Though the epidemic has been controlled in Vietnam and Vietnamese have begun traveling again, the future is uncertain for travel firms.
|While other travel firms laid off workers in large numbers in April and May, a CEO of a large tourism group tried every possible way to retain workers to prepare for the comeback after Covid-19.
Nguyen Son Thuy, director of Indochina Unique Tourist, said he planned to retain his staff by using the emergency fund, but he has changed his mind because the situation has become unbearable.

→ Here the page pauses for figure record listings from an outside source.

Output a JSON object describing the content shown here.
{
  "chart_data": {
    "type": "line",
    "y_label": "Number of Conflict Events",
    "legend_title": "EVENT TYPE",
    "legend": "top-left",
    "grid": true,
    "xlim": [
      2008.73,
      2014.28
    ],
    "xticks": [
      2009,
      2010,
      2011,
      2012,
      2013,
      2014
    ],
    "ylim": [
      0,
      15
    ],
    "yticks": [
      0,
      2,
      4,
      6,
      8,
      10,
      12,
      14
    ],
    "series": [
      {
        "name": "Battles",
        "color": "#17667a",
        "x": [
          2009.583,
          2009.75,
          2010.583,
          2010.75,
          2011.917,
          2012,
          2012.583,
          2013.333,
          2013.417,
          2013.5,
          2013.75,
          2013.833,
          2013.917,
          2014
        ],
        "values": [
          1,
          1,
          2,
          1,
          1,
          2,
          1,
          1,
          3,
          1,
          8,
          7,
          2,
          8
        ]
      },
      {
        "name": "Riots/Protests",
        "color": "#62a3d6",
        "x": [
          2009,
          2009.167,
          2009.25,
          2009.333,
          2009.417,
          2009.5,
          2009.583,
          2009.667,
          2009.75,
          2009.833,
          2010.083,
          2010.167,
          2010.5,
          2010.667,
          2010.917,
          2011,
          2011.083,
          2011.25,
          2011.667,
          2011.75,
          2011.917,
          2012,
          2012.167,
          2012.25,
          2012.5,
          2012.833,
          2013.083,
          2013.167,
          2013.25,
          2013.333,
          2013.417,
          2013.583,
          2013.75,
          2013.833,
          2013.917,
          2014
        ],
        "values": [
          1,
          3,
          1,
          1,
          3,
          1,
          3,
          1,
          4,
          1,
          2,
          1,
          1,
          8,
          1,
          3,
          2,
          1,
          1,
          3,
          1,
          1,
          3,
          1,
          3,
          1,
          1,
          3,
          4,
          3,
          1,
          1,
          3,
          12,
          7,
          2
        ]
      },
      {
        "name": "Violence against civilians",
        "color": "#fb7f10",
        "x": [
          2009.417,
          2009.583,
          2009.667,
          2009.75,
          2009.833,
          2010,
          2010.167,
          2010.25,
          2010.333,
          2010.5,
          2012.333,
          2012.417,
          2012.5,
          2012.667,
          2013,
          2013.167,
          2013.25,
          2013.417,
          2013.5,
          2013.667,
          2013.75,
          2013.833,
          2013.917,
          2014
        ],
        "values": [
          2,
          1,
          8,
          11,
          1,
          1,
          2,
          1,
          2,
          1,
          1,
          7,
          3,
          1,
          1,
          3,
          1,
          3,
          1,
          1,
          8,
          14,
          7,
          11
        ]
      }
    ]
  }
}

In March, when international air routes were closed because of the epidemic, the businessman planned to freeze his business activities for several months before reactivating them.. However, he is now not sure when he can do this.
“I hoped we could restart in July or August. But now I cannot say when,” he complained.
Analysts said the market would witness another shutdown and worker layoff wave in the time to come, after a similar wave was raised in March and April. By that time, even large-scale companies won’t be able to exist.
“A series of travel firms, including large ones, could go bankrupt in the months from July to the end of October,” said Tran Trong Kien, chair of the Tourism Advisory Board (TAB).
Travel firms not only face difficulties in 2020, but will also see an uncertain future in the upcoming years. Most operational companies are incurring major losses and bigger problems will come in 6-12 months.
A businessman said on Thoi Bao Kinh Te Sai Gon that there is a high possibility of the tourism market getting frozen once again in the time to come.
Travel firms now are putting high hopes on the four summer weeks ahead, trying to get more jobs to earn money to cover regular expenses such as office rent, electricity and water, and salaries. However, they are not sure if this is possible.
“The peak of difficulties will come in Q3. After the summer, if the international market still is not open, travel firms will run out of clients,” said Nguyen Ngoc An, deputy CEO of Fiditour.